Two layers: an operational handoff store where one Case node accretes fields agent-by-agent (and a downstream agent throws if the upstream fields are absent), and a semantic knowledge graph where every agent contributes a tagged layer and a single cognify() builds a Gemini-backed graph carrying full multi-agent provenance — queryable in plain English. It degrades gracefully to the fast local store with no key, so the pipeline is never blocked.
flowchart LR
subgraph L1["LAYER 1 · operational handoff store — one Case node accretes fields"]
direction TB
C0["Case::AC-0009"]
C1["+ signals<br/>+ dist_stats"]
C2["+ p_mule<br/>+ credible_interval"]
C3["+ action<br/>+ EVPI · decisive_signals"]
C4["+ typology<br/>+ closing_rule · memo_ref"]
C0 -->|Detector| C1 -->|Estimator| C2 -->|Adjudicator| C3 -->|Reporter| C4
MC["MarketContext::RING<br/><i>2nd entity — Domain Expert</i>"]
MC -. "read by Reporter" .-> C4
end
GATE["⛔ Estimator RAISES if signals absent ·<br/>Adjudicator RAISES if p_mule absent<br/><b>handoff = enforced data dependency</b>"]
C1 -.-> GATE
subgraph L2["LAYER 2 · semantic knowledge graph"]
direction TB
ADD["each agent → add(node_set=<br/>['quorum','agent:detector', …])"]

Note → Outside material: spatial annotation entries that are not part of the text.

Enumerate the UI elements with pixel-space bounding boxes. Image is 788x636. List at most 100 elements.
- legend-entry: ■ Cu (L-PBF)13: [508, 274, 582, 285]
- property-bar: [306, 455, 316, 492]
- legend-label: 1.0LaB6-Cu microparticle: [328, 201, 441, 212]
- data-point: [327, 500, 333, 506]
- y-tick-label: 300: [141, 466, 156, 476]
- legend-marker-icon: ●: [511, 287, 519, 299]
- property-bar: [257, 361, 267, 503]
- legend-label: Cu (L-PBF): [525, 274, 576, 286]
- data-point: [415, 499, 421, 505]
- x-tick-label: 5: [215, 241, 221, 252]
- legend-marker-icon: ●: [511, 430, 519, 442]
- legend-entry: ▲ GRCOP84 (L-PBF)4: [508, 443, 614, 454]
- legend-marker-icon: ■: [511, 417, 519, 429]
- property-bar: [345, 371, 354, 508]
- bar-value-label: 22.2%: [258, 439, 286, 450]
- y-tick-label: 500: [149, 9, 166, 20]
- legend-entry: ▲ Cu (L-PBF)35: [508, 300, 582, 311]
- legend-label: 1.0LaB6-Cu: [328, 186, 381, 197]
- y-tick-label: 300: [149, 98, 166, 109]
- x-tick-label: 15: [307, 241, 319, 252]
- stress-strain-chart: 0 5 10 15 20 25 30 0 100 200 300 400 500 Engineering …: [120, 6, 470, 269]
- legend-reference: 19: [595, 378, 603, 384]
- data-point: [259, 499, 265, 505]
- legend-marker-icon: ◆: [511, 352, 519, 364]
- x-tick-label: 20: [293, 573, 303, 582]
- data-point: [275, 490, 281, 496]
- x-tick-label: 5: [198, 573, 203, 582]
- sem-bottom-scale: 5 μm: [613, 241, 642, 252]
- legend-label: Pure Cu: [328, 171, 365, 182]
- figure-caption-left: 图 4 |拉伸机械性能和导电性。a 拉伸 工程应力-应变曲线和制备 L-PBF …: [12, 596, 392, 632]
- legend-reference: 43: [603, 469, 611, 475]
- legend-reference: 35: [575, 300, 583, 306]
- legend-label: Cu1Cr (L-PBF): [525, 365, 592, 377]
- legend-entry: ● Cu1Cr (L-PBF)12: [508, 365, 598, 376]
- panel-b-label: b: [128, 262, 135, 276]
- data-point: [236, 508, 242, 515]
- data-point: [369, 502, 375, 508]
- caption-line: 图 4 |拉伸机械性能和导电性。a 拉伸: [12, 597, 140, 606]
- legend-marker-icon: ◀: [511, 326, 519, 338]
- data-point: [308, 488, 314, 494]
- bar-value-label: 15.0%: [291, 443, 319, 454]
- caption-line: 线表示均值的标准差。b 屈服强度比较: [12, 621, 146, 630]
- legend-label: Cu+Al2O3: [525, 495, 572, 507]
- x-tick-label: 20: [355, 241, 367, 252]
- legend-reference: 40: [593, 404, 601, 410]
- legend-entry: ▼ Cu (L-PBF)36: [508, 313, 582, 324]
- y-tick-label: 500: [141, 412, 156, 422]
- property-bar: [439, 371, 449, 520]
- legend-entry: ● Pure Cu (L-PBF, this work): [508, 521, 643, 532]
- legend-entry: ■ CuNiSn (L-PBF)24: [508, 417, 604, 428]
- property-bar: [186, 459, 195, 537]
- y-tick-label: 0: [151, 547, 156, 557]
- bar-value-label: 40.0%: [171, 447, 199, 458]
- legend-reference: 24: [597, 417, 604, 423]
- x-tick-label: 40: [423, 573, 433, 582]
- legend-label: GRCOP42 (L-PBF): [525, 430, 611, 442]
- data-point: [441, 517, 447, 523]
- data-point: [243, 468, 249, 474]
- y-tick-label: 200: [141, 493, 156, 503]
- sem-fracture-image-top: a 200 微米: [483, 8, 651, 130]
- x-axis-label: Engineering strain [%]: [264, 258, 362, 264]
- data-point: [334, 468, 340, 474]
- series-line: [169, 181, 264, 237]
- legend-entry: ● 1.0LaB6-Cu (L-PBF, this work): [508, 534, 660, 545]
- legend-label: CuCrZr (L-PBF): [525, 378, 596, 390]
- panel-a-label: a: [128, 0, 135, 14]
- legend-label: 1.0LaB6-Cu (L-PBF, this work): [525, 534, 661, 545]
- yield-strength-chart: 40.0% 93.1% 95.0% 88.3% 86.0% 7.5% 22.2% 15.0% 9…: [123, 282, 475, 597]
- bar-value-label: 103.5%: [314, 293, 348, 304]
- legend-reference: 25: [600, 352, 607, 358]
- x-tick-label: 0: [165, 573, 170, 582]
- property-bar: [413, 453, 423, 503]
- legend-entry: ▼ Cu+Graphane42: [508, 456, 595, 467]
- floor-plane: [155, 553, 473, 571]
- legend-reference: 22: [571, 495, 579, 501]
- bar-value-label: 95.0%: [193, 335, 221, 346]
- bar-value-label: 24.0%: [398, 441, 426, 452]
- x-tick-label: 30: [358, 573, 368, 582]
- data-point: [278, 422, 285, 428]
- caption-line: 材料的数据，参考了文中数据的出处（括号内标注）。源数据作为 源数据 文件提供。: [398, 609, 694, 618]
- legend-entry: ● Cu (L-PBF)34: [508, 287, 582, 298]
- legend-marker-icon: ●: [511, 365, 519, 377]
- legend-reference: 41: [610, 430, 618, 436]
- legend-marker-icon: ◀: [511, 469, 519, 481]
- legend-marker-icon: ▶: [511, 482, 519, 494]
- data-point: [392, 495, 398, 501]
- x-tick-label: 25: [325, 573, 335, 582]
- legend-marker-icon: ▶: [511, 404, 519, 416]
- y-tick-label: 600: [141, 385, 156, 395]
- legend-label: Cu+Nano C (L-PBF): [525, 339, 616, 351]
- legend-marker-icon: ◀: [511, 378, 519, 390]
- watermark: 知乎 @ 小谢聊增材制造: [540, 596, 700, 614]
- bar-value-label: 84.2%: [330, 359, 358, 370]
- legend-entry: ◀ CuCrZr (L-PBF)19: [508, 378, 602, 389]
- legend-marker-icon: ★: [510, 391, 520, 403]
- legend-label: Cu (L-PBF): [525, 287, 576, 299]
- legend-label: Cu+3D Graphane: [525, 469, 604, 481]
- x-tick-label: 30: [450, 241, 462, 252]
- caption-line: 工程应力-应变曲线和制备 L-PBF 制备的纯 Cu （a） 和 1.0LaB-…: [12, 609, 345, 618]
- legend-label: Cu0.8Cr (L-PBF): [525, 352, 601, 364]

CG["cognify() — one Gemini-backed<br/>graph build with full provenance"]
Q["natural-language search<br/><i>'which accounts are relays?'</i>"]
ADD --> CG --> Q
end
C4 ==> ADD
classDef case fill:#0f2a2e,stroke:#34d6a4,color:#e7ebf3;
classDef mc fill:#1f1430,stroke:#b48aff,color:#e7ebf3;
classDef kg fill:#141923,stroke:#5fd0e0,color:#e7ebf3;
classDef gate fill:#2a1418,stroke:#ff5468,color:#ffd0d6;
class C0,C1,C2,C3,C4 case;
class MC mc;
class ADD,CG,Q kg;
class GATE gate;
The Domain Expert (Agent 5) reads the ring's decisive_signals and queries the live geodo.ai MCP through a hard safety gate — read-only tools only, outreach permanently blocked. It pulls the segment, personas and labor-cost rate that source the cost matrix, then matches the ring to a real, dated SAR-failure enforcement action against a peer institution. One verified fact powers both the SAR memo and the business case, written into Cognee as MarketContext.
flowchart TB
RING["Adjudicated ring<br/>decisive_signals"] --> DE["Domain Expert · Agent 5"]
DE --> GC["geo_client — safety gate"]
GC --> AL["ALLOWLIST<br/>read-only · cached"]
GC -. "outreach — NEVER" .-> DN["DENYLIST<br/>blocked"]
AL --> MCP["🌐 geodo.ai MCP"]
MCP --> R1["GTM Researcher<br/>ICP · personas · $50–80/hr rate"]
REG["verified FinCEN / OCC<br/>enforcement registry"] --> MATCH["match by signal_tags"]
DE --> MATCH
MATCH --> WHY["the 'why now'<br/>a peer penalised for THIS failure"]
R1 --> MKT["MarketContext<br/>segment · buyer_thesis · ROI"]
WHY --> MKT
MKT ==> COG["Cognee entity"] ==> REP["Reporter → SAR memo + business case"]
classDef de fill:#1f1430,stroke:#b48aff,color:#e7ebf3;
classDef geo fill:#1a2233,stroke:#5fd0e0,color:#5fd0e0;
classDef reg fill:#2a2414,stroke:#f7b733,color:#f7e0a0;
classDef block fill:#2a1418,stroke:#ff5468,color:#ffd0d6;
classDef out fill:#0f2620,stroke:#34d6a4,color:#e7ebf3;
class DE,GC de;
class AL,MCP,R1 geo;
class REG,MATCH,WHY reg;
class DN block;
class MKT,COG,REP out;
Python 3.14 · uv — DuckDB (in-process SQL) · PyMC + nutpie + ArviZ (the mixture & diagnostics) · Cognee (shared memory + cognified graph) · geodo.ai MCP (market grounding) · Streamlit (the analyst product).
uv sync
uv run streamlit run ui/app.py # the product — opens straight into the demo
uv run main.py data/track02_fraud_watch.csv # the raw 5-agent pipeline, reasoning loggedExternal layers are bring-your-own-key and degrade gracefully — with no Gemini or geodo.ai key the pipeline still runs end-to-end from the committed snapshot and caches. Keys never touch the repo.
Every other tool ranks risk — and most just flag the decoy.
Quorum surfaces the nine, refuses to guess on the tenth, ignores the trap, and shows you the math behind every call.